Granted, the book Made to Stick is intended to apply as a guideline without any particular discipline in mind, only communication and retention of ideas in general.
I’m working right now to make a particular set of ideas sticky in my organization.
Aside from crafting an appealing presentation of the message itself, who you convince is just as important.
I’m only going to succeed if all the key stakeholders and influencers in that decision are on board.
When they talk with each other about this, they should find they already agree on the approach.
The approach I’m trying to make stick.
Sticky Status Meetings
While driving to work one day, I realized how the ideas can and should apply to project status meetings.
There are usually specific points that you want to highlight with those in the room, be they the sponsor, project team, customer, etc.
Let’s say you have a particular risk on your project that is looking like it may be a big issue, and you are asking for your sponsor’s help in mitigating or preparing for it.
If that is the biggest issue for your sponsor to help with, you want the risk and what they can do to help to stick with them, and make it a dominant thought when they leave the meeting.
Whenever they think of your project, they should associate it with that risk they need to help with.
Sticky Team Meetings
OK, so now you are holding a status meeting with your team.
You want to review progress over the last period, talk about what is happening now and coming up, and make sure everyone is away of risks that could impact their work.
This is an opportunity to recognize people for their accomplishments, and it would be very helpful if the idea that “this project manager appreciates our effort, and recognizes us for it” sticks with them.
You also may want to pick out a few key milestones that everyone is working towards, and major risks they should look out for so you can be notified as early as possible if something comes up.
With every example you care to come up with, it is important how you craft and present the message.
What are your sticky ideas, and how do you make them stick?
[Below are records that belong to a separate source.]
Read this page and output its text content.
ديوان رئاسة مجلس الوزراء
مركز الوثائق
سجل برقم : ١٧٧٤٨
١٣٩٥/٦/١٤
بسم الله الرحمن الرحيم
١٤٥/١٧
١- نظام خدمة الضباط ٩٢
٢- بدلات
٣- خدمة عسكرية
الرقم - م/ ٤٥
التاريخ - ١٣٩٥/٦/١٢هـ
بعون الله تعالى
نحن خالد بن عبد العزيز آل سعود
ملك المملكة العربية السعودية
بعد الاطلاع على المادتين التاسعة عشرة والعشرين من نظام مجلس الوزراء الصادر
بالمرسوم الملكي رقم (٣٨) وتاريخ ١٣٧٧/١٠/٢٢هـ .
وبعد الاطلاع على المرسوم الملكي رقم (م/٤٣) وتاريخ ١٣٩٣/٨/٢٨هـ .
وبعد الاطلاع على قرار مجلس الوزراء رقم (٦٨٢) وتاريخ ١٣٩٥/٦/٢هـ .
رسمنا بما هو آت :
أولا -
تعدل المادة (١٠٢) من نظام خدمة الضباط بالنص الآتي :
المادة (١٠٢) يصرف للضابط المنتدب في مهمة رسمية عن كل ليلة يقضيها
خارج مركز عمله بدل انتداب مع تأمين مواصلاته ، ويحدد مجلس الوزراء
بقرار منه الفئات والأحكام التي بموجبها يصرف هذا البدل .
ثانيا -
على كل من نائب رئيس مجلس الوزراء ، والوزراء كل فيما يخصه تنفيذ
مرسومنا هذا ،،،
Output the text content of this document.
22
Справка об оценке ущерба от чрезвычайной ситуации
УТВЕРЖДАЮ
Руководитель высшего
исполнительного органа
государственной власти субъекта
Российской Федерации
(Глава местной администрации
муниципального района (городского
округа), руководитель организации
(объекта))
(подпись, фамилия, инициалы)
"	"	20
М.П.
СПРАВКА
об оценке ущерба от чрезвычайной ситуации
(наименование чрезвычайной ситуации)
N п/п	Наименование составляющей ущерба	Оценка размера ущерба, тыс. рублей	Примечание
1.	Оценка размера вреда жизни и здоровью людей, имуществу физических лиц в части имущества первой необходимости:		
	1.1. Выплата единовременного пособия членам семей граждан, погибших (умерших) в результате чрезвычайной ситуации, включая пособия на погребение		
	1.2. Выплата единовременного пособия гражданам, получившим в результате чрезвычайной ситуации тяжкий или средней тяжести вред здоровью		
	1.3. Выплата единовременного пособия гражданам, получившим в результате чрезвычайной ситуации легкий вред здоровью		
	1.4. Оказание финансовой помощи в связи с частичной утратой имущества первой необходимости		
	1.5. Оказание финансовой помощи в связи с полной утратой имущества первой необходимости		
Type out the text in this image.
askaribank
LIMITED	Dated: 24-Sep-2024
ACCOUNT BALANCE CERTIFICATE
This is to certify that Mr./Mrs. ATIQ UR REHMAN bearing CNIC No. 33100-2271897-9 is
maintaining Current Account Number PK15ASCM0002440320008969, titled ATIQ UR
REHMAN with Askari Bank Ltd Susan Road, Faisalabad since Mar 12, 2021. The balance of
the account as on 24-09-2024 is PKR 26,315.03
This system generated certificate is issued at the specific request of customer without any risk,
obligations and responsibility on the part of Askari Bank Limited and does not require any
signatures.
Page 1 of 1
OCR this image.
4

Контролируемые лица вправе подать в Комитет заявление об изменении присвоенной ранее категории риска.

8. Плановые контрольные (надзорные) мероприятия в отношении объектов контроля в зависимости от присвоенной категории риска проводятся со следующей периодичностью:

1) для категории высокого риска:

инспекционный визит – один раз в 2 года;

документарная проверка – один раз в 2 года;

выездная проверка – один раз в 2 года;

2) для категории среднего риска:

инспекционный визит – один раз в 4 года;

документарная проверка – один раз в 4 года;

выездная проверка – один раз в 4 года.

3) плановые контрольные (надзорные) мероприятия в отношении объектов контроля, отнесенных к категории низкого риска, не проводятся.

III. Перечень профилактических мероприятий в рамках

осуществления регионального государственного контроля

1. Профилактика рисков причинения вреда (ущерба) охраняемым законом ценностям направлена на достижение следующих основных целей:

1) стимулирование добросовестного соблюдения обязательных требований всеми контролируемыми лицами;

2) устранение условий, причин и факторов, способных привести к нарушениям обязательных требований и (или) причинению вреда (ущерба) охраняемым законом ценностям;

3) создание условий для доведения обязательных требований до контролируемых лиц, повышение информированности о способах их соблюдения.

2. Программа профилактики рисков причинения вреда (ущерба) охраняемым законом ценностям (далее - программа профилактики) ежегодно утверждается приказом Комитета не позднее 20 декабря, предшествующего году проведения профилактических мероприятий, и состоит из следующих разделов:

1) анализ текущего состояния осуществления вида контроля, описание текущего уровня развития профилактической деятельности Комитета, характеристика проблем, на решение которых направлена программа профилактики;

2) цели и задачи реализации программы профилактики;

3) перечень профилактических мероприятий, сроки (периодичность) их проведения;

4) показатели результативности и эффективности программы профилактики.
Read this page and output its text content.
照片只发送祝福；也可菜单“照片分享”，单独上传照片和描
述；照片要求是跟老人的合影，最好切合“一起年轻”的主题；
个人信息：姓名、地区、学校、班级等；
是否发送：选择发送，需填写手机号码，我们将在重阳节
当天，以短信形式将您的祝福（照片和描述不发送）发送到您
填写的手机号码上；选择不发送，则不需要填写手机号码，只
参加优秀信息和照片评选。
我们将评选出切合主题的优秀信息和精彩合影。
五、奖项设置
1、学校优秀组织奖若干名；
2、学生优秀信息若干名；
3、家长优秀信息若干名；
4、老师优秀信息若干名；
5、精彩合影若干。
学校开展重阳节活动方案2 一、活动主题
Right now there is a group of ideas I’m trying to make stick in my organization.
I want to re-align teams and system architecture to enable lean/agile for future missions.
There is a lot of momentum in the culture for doing things the way they’ve always been done, but so far it looks promising.
Love this book! It really “stuck” with me long after I read it. Incidentally, at our team meeting this week I summarized some of the comments that were made in three pithy phrases of roughly 3-4 words. I was really just having fun with it to end the meeting on a positive note, but I suppose it could work as a quick summary of the important take-aways of the meeting, like “Say ‘No’ to Creep” and “Ryan Rocks”.
I like that Andy. It’s like “Got Milk?” and other catch phrases that aren’t easy to forget and stick with you.
Since we live in a world where ideas and information are a form of currency, knowing how to better share them with others and be remembered is extremely important to any activity.
Exactamundo T. Jay, well said indeed.